In a wireless communication networks, there are communication nodes, for example base stations, where base station products are provided by different suppliers. Today there is typically one base station product per frequency band. In the future the number of frequency bands is expected to grow rapidly, which would require a lot of different base station products supported by each supplier. Each base station product is expensive to develop and to service, which will make it very costly to have a plurality of different base station products.
One way for reducing the number of base station products is to design multiband base stations, which means that one base station product could be used for many different frequency bands. One essential part of a multiband base station is multiband filters, which is used to filter the signals before they are transmitted/received. However, multiband filters can only be designed for relatively low signal power levels, which makes it difficult to use them for transmission in macro and micro base stations.

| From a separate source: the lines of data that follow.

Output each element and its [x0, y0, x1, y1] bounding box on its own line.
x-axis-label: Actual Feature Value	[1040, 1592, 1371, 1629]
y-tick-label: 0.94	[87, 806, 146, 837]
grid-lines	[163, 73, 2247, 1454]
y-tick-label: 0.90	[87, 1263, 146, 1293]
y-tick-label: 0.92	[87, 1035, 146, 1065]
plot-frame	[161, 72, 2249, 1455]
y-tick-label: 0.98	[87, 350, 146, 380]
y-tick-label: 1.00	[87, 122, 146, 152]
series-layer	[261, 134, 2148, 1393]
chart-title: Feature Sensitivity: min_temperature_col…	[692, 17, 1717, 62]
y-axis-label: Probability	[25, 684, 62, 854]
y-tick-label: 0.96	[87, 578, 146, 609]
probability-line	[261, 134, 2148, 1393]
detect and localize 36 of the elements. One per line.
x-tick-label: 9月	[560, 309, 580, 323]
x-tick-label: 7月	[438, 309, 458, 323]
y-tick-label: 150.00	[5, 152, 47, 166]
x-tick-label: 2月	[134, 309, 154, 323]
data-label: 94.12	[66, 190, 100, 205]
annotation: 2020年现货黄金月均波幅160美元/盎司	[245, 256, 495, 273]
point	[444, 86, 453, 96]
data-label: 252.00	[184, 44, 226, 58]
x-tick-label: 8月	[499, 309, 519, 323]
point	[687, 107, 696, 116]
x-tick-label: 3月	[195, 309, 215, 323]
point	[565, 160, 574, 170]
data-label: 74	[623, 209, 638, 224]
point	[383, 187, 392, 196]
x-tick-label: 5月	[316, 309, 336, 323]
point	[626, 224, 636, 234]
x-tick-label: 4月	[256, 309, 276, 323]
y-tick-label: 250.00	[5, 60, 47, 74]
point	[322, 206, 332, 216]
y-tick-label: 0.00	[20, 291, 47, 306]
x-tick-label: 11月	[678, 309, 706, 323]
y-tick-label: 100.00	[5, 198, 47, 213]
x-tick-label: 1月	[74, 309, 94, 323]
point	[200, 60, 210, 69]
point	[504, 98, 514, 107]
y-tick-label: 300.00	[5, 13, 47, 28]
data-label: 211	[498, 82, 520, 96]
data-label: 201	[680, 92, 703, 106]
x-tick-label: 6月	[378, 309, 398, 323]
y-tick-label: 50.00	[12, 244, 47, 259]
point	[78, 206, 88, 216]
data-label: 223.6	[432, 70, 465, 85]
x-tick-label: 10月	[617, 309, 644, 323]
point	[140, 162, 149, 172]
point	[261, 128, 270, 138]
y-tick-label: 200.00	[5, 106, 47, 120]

In base stations, there is usually one filter per transmitter radio arrangement, where a transmitter radio arrangement comprises one or more power amplifiers. By increasing the number of transmitter radios arrangements, it is possible to reduce the output power per radio and hence the power going through the corresponding filters. With large enough number of transmitter radio arrangements, it is then possible to reduce the power per filter such that multiband filters are enabled. However, such an arrangement would be rather costly due to the larger number of transmitter radio arrangements.
There is thus a need for a multi-band communication node where the number of transmitter radio arrangements is not increased compared to a single-band communication node.